Seeing as they very quite a bit in size 
That's very vague
And not to mention if it's "like Walmart" then it's likely gobbled up by a National too... so you're right back to reverse engineeeing the price and matching it to the requirements of the contract,


----------



## leolkfrm (Mar 11, 2010)

Michael J. Donovan said:


> how abut posting to try to assist rather than ruining the thread with the pointless comments?
> 
> and OP, you probably need to post a little more information about the property so the members can assist you


MJD, those were legit questions, look around at them, some only have sidewalks by the doors, some across the whole front, some are 24 hr(super) some are closed at night....all part of the cost equation


----------



## Mike_PS (Feb 28, 2005)

leolkfrm said:


> MJD, those were legit questions, look around at them, some only have sidewalks by the doors, some across the whole front, some are 24 hr(super) some are closed at night....all part of the cost equation


I removed the ones I was referencing Thumbs Up


----------



## tpendagast (Oct 27, 2012)

The moral of the story is, you could have the best estimating system in place, you could spend time and money wargaming every aspect of the nuances of the requirements of this particular site, 
But it’s alk been undermined before you start because you’re not working for Walmart or the store manager, you’re working for someone who has “estimated” the job having never seen the site or talked to the store manager and he’s got all your cash.
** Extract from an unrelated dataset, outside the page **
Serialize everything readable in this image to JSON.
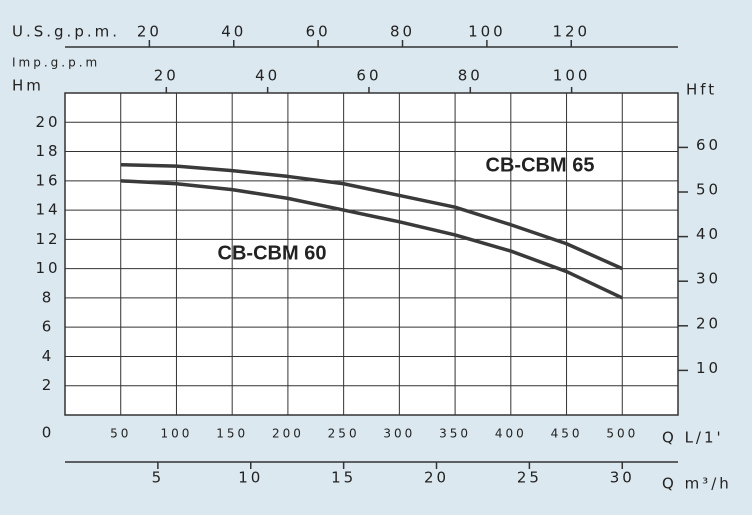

Save the style and effort for estimating jobs you have control over. 
If it’s a national, you can either do it for whatever they are offering or you can’t.

Every year there’s more and more nationals 
I wonder where they call come from?


----------



## leigh (Jan 2, 2009)

tpendagast said:


> I wonder where they call come from?


----------



## tpendagast (Oct 27, 2012)

leigh said:


> View attachment 190930


Well obviously because they've never been anywhere near what they're pricing...


----------